On quantum hardware, the observable outputs of the circuit are the final states of the classical registers. These are returned via a shot table – a table of outcomes where the columns correspond to the individual classical bits, and each row is the result from a single run of the circuit.

from pytket.backends.ibm import IBMQBackend
b = IBMQBackend("ibmq_london")
# ...
from pytket.backends.forest import ForestBackend
b = ForestBackend("Aspen-8")
# ...
from pytket.backends.aqt import AQTBackend
b = AQTBackend(access_token, "sim")
# ...
b.compile_circuit(c)        # performs the minimal compilation to satisfy the device/simulator constraints
handle = b.process_circuit(c, 10)   # run the circuit 10 times
shots = b.get_shots(handle) # retrieve and return the readouts
print(shots)
[[0 0]
 [1 0]
 [0 0]
 [1 0]
 [0 0]
 [0 0]
 [1 0]
 [1 0]
 [0 0]
 [1 0]]

If the ordering of results is not needed, the get_counts method instead returns a summary of the frequencies of each result.

counts = b.get_counts(handle)
print(counts)
{(0, 0): 5, (1, 0): 5}

All of these are stochastically sampled. Whilst this is how the real devices run, it is more convenient to have a complete description of the state of the system when testing that your circuit design was correctly implemented. Some simulators allow you to inspect the final statevector when a pure quantum circuit (one without any measurements) is run on the initial state \(|0\rangle^{\otimes n}\). This makes it easy to test running our circuit design on some test input state.

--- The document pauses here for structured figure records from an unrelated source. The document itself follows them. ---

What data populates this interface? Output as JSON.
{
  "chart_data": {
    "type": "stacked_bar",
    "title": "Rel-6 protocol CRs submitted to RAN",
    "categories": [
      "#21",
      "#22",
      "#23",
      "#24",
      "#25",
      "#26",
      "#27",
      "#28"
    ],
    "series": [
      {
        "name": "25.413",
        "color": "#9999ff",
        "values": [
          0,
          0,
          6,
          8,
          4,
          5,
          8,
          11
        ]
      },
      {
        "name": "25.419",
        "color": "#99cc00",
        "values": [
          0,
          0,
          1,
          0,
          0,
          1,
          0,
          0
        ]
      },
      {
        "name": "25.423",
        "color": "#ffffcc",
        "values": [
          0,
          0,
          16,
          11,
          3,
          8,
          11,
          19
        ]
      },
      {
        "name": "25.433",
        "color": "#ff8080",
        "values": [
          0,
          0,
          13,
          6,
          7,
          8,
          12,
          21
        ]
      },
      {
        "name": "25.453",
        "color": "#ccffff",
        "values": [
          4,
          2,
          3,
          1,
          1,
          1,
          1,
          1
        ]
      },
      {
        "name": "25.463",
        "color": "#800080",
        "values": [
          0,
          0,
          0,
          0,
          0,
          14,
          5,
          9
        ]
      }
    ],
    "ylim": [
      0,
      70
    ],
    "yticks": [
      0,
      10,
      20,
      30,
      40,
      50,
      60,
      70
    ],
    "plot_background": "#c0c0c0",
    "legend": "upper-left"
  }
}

initial_state = Circuit(3)      # Initialise the system in 1/sqrt(2) (|011> + |101>)
initial_state.H(0)
initial_state.X(1)
initial_state.X(2)
initial_state.CX(0, 1)

increment = Circuit(3)
increment.CCX(2, 1, 0)
increment.CX(2, 1)
increment.X(2)

final_state = initial_state.copy()
final_state.append(increment)

from pytket.backends.ibm import AerStateBackend
b = AerStateBackend()
b.compile_circuit(initial_state)
b.compile_circuit(final_state)
handles = b.process_circuits([initial_state, final_state])
s0 = b.get_state(handles[0])    # Check that the initial state is 1/sqrt(2) (|011> + |101>)
print(s0.round(10))             # Round to ignore floating-point error in simulation
s1 = b.get_state(handles[1])    # Check that the incrementer has mapped this to 1/sqrt(2) (|100> + |110>)
print(s1.round(10))
[0.        +0.j 0.        +0.j 0.        +0.j 0.70710678+0.j
 0.        +0.j 0.70710678+0.j 0.        +0.j 0.        +0.j]
[ 0. -0.j  -0. +0.j   0. +0.j   0. -0.j   0.5-0.5j  0. +0.j   0.5-0.5j
 -0. +0.j ]

Given that global phase of a quantum system is unobservable (it can never affect the evolution of the system or measurent outcomes), these are the correct states we were looking for.

We look in more detail at the supported backends and their features in the backends example.